Sepak Pojok Membuka Keunggulan Singapura

Pertandingan berlangsung tanpa gol hingga memasuki pertengahan babak kedua. Singapura kemudian memecah kebuntuan melalui Nur Qhalisah Arysha Muhammad Rizal pada menit ke-58.

Gol itu lahir dari kemelut di depan gawang setelah sepak pojok. Nur Qhalisah menyelesaikan situasi tersebut dengan sundulan kepala untuk membawa Singapura unggul 1-0.

Indonesia mencoba menekan setelah tertinggal dan mencari ruang untuk mencetak gol balasan. Upaya tersebut belum membuahkan hasil karena Singapura dapat mempertahankan keunggulannya.

Menjelang laga berakhir, Singapura kembali mendapat ruang untuk menyerang. Tan Si Leng Amelia lalu menggandakan keunggulan pada menit ke-95.

Gol di masa injury time tersebut memastikan Singapura membawa pulang kemenangan 2-0. Amelia mengaku bangga dapat menyumbang gol kedua, setelah sempat merasa gugup pada awal pertandingan.

DataHasil
KompetisiGrup B Srikandi Merdeka Cup 2026
TimIndonesia U-16 melawan Singapura U-16
Skor akhirIndonesia U-16 0-2 Singapura U-16
Pencetak golNur Qhalisah Arysha Muhammad Rizal 58′, Tan Si Leng Amelia 95′
StadionSupersoccer Arena, Kudus

Indonesia Menatap Proses Pembelajaran

Pelatih Indonesia Takumi Taniguchi menilai pertandingan ini memberi pengalaman penting bagi para pemainnya. Mayoritas anggota skuad baru pertama kali bermain dalam atmosfer kompetisi internasional.

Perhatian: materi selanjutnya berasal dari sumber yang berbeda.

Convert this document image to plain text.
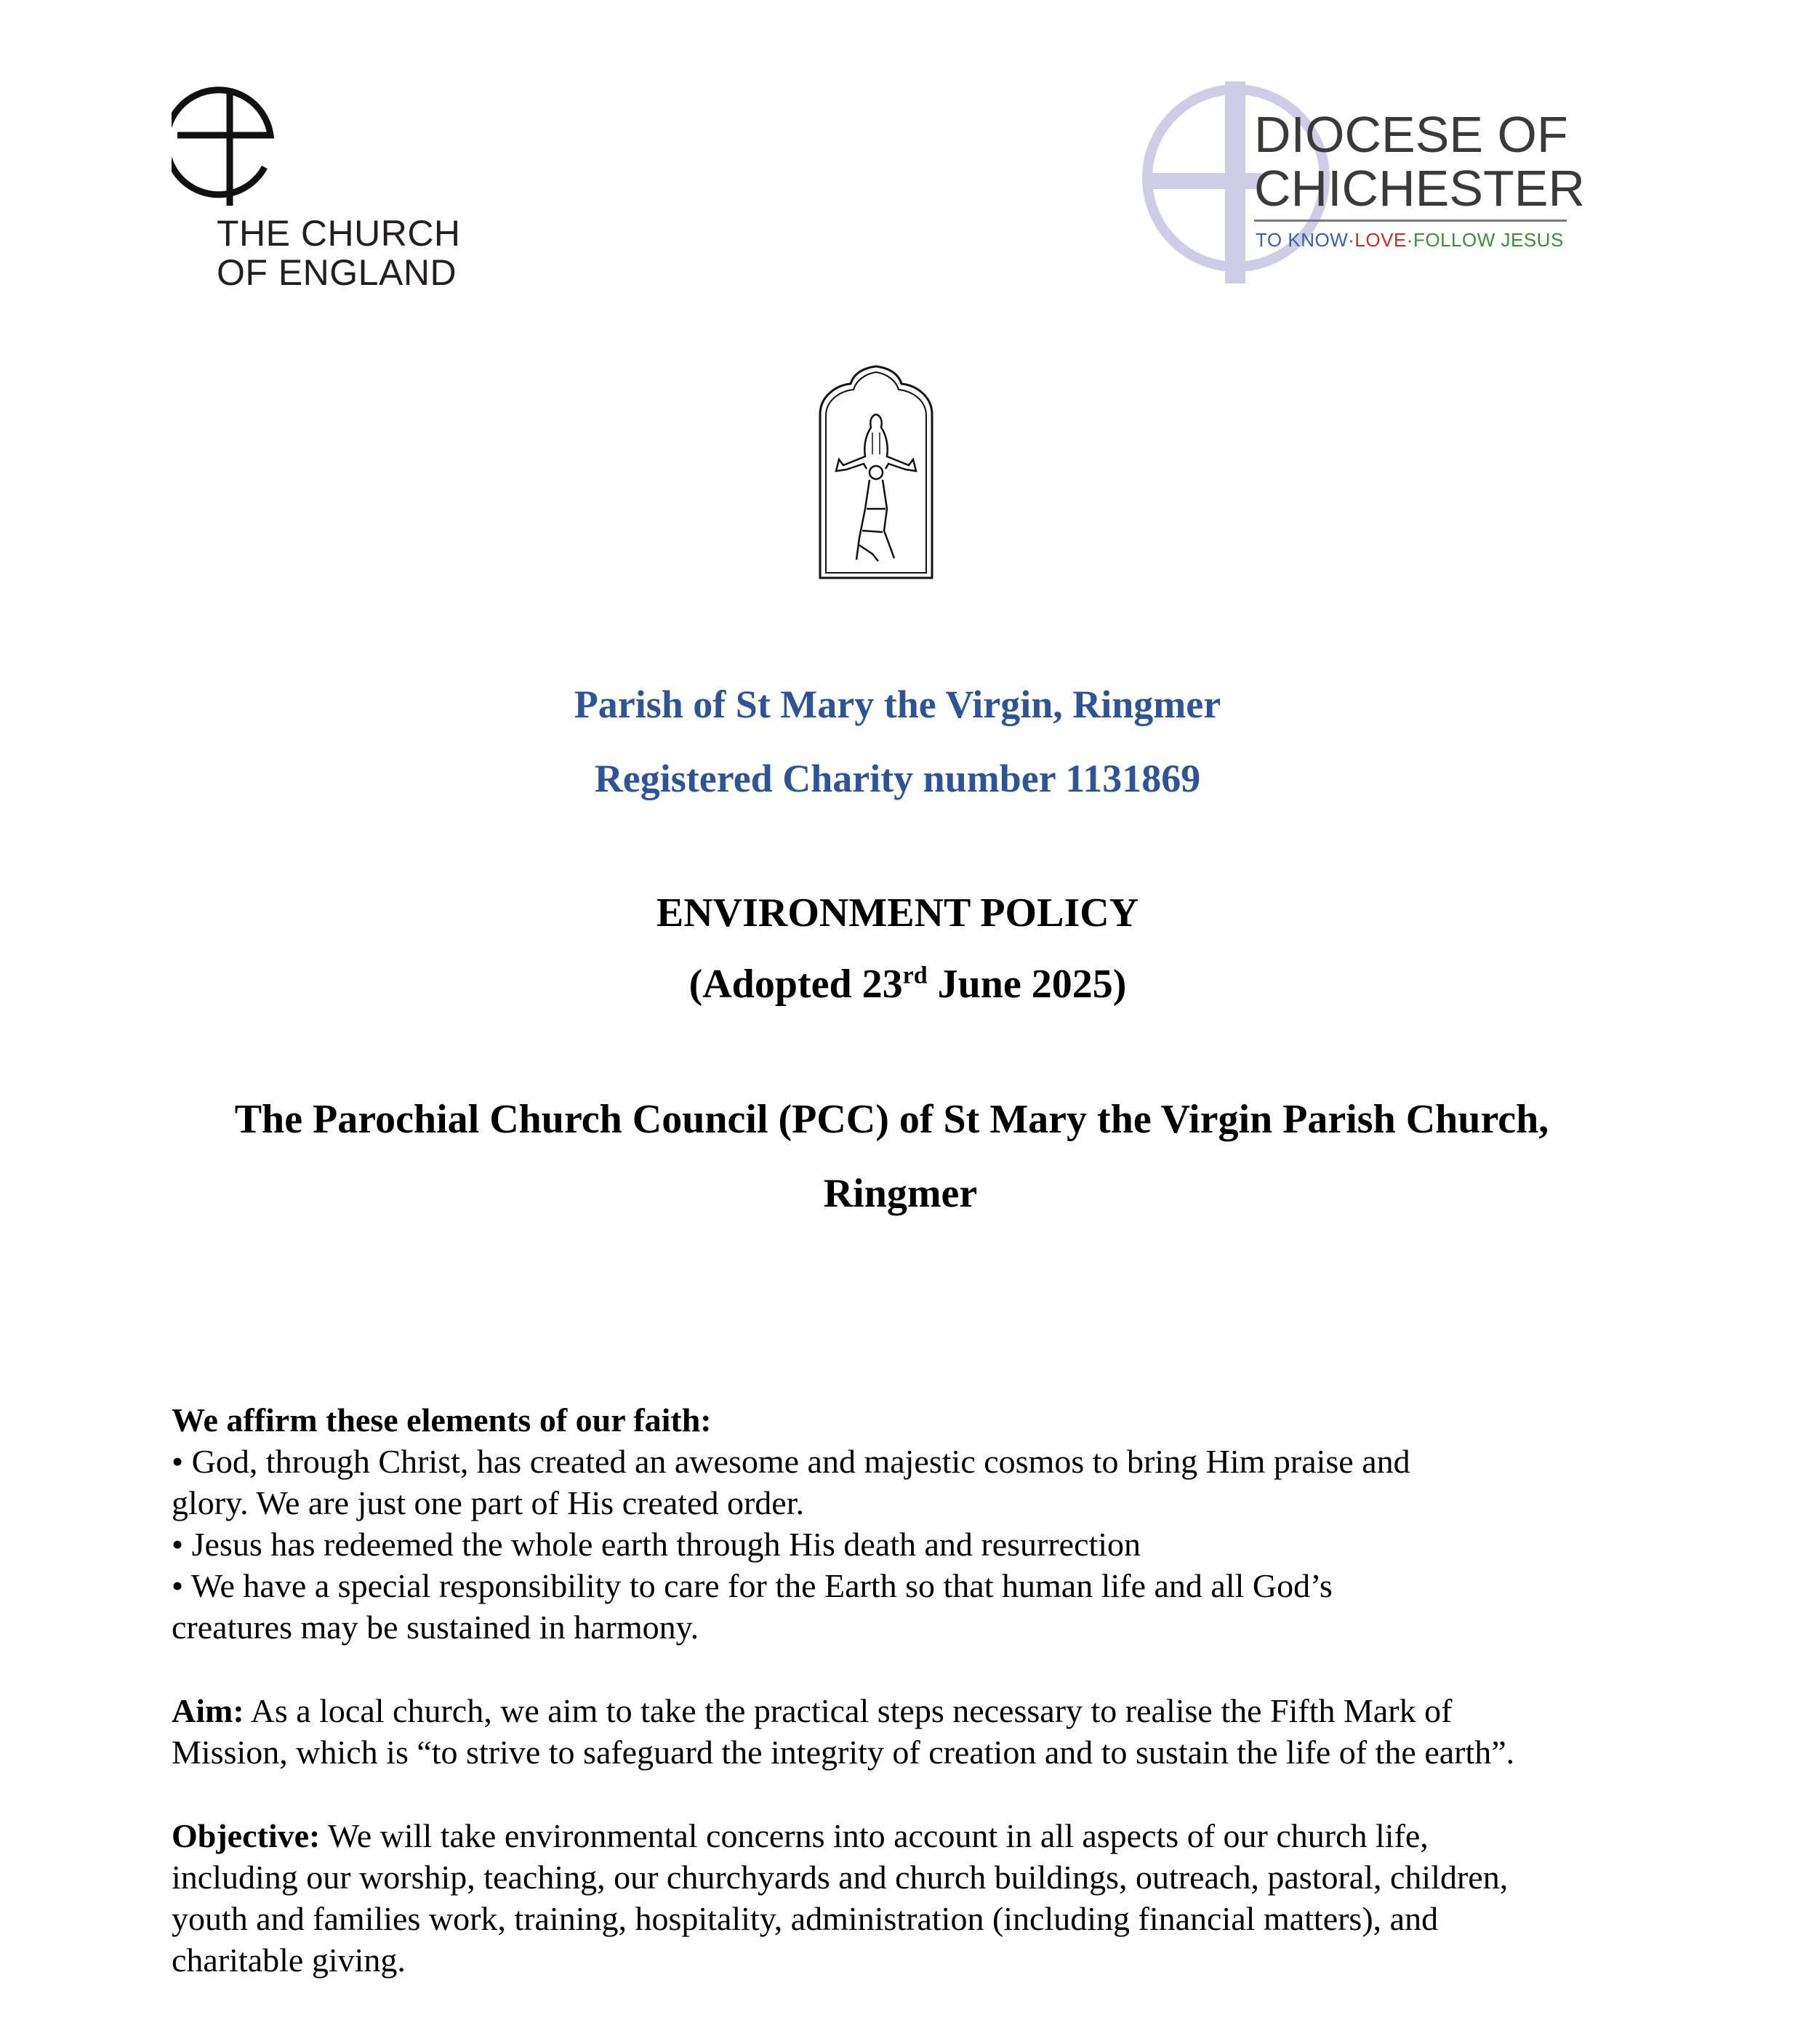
THE CHURCH
OF ENGLAND
DIOCESE OF
CHICHESTER
TO KNOW·LOVE·FOLLOW JESUS
Parish of St Mary the Virgin, Ringmer
Registered Charity number 1131869
ENVIRONMENT POLICY
(Adopted 23rd June 2025)
The Parochial Church Council (PCC) of St Mary the Virgin Parish Church,
Ringmer

We affirm these elements of our faith:

• God, through Christ, has created an awesome and majestic cosmos to bring Him praise and

glory. We are just one part of His created order.

• Jesus has redeemed the whole earth through His death and resurrection

• We have a special responsibility to care for the Earth so that human life and all God’s

creatures may be sustained in harmony.

Aim: As a local church, we aim to take the practical steps necessary to realise the Fifth Mark of

Mission, which is “to strive to safeguard the integrity of creation and to sustain the life of the earth”.

Objective: We will take environmental concerns into account in all aspects of our church life,

including our worship, teaching, our churchyards and church buildings, outreach, pastoral, children,

youth and families work, training, hospitality, administration (including financial matters), and

charitable giving.
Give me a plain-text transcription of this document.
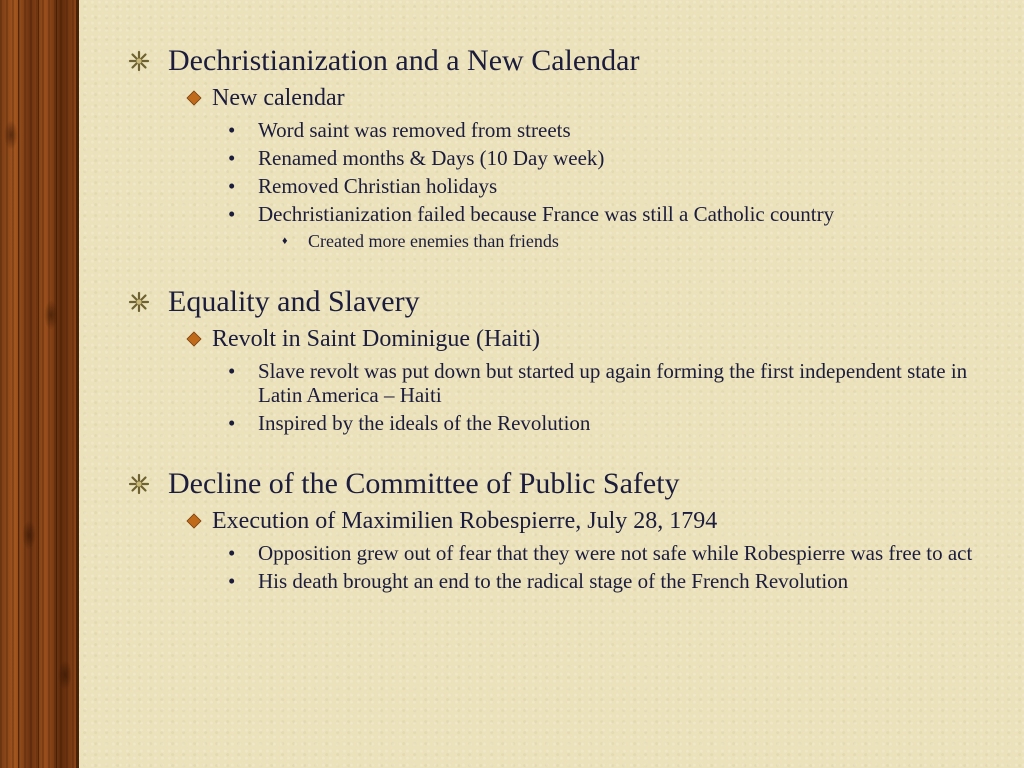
Dechristianization and a New Calendar
New calendar
•	Word saint was removed from streets
•	Renamed months & Days (10 Day week)
•	Removed Christian holidays
•	Dechristianization failed because France was still a Catholic country
♦	Created more enemies than friends
Equality and Slavery
Revolt in Saint Dominigue (Haiti)
•	Slave revolt was put down but started up again forming the first independent state in Latin America – Haiti
•	Inspired by the ideals of the Revolution
Decline of the Committee of Public Safety
Execution of Maximilien Robespierre, July 28, 1794
•	Opposition grew out of fear that they were not safe while Robespierre was free to act
•	His death brought an end to the radical stage of the French Revolution
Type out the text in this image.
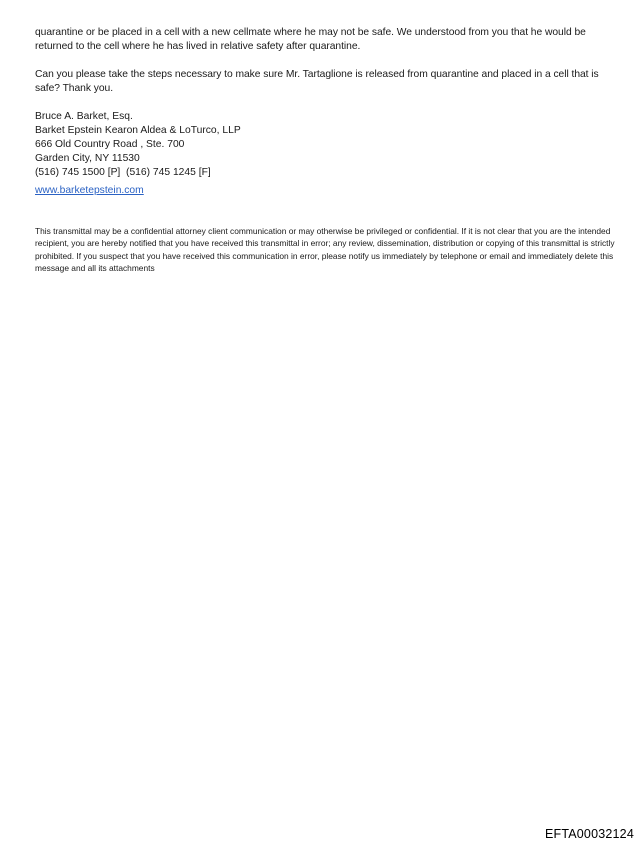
quarantine or be placed in a cell with a new cellmate where he may not be safe. We understood from you that he would be returned to the cell where he has lived in relative safety after quarantine.

Can you please take the steps necessary to make sure Mr. Tartaglione is released from quarantine and placed in a cell that is safe? Thank you.

Bruce A. Barket, Esq.

Barket Epstein Kearon Aldea & LoTurco, LLP

666 Old Country Road , Ste. 700

Garden City, NY 11530

(516) 745 1500 [P]  (516) 745 1245 [F]

www.barketepstein.com

This transmittal may be a confidential attorney client communication or may otherwise be privileged or confidential. If it is not clear that you are the intended recipient, you are hereby notified that you have received this transmittal in error; any review, dissemination, distribution or copying of this transmittal is strictly prohibited. If you suspect that you have received this communication in error, please notify us immediately by telephone or email and immediately delete this message and all its attachments

EFTA00032124
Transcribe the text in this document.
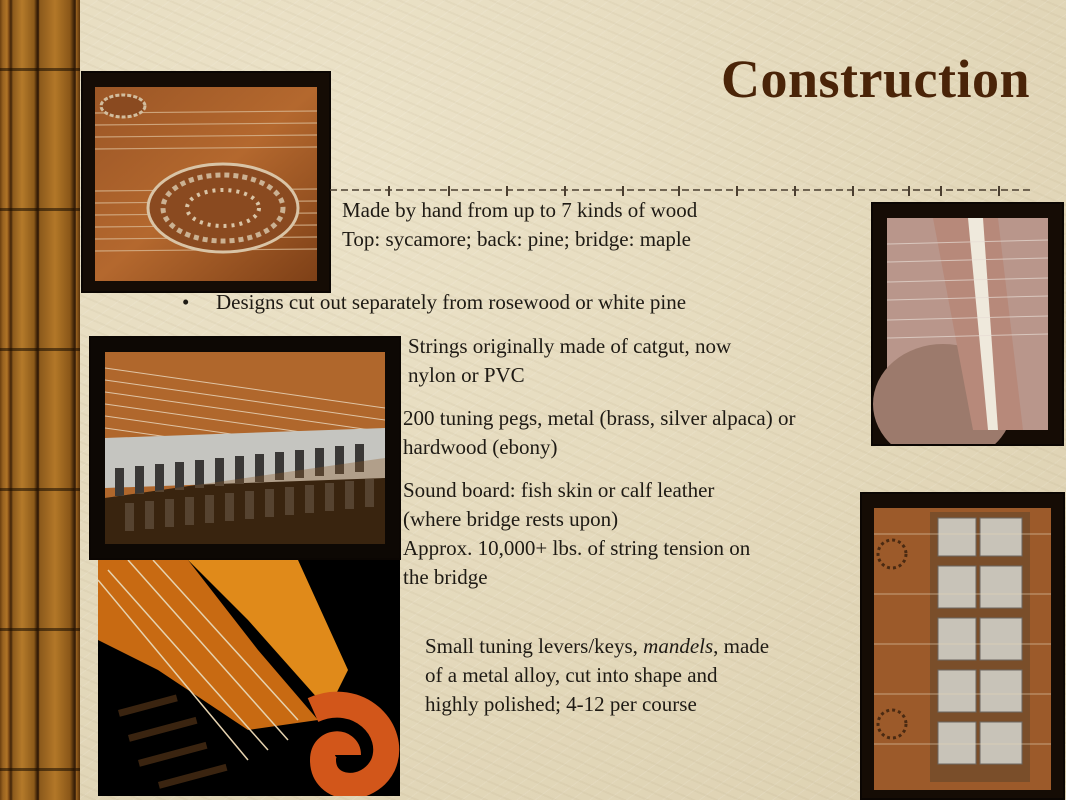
Construction
Made by hand from up to 7 kinds of wood
Top: sycamore; back: pine; bridge: maple
• Designs cut out separately from rosewood or white pine
Strings originally made of catgut, now
nylon or PVC
200 tuning pegs, metal (brass, silver alpaca) or
hardwood (ebony)
Sound board: fish skin or calf leather
(where bridge rests upon)
Approx. 10,000+ lbs. of string tension on
the bridge
Small tuning levers/keys, mandels, made
of a metal alloy, cut into shape and
highly polished; 4-12 per course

Pelatih yang akrab disapa Taki itu meminta maaf atas hasil yang diraih timnya. Namun, ia menegaskan bahwa pemain telah memperlihatkan usaha terbaik sepanjang pertandingan.

"Maaf atas kekalahannya, tapi pemain sudah memberikan yang terbaik. Semoga di pertandingan selanjutnya kami bisa menang," ujar Taki dalam keterangannya.

Taki juga meminta pemain tidak memandang kekalahan ini sebagai akhir dari perjalanan mereka. Ia menilai masih ada masa depan panjang yang dapat dibangun melalui pengalaman bertanding.

"Bagi sebagian besar pemain, ini adalah pengalaman pertama mereka bertanding di level internasional. Masa depan mereka masih panjang. Saya katakan pada mereka ini bukan akhir tapi sebuah perjalanan," tegasnya.

Kemenangan Penting untuk Persiapan Lawan

Pelatih Singapura Ratna Suffian Bin Ishak menyambut hasil tersebut dengan kepuasan. Menurutnya, para pemain mampu menjalankan rencana permainan yang telah dipersiapkan.

"Saya gembira sebab game plan telah dijalankan dengan baik. Saya percaya pada tim," kata Ratna, seperti dikutip Media Indonesia.

Bagi Singapura, turnamen ini menjadi bagian dari persiapan menuju Kualifikasi AFC pada Oktober mendatang. Ratna menekankan perlunya kesiapan taktik dan fisik secara penuh sebelum menghadapi persaingan berikutnya.

Sementara itu, Indonesia perlu menjadikan laga ini sebagai bahan evaluasi untuk membangun pengalaman bertanding. Tekanan setelah tertinggal dan kemampuan menjaga fokus hingga akhir menjadi bagian dari pelajaran yang tersisa dari pertandingan tersebut.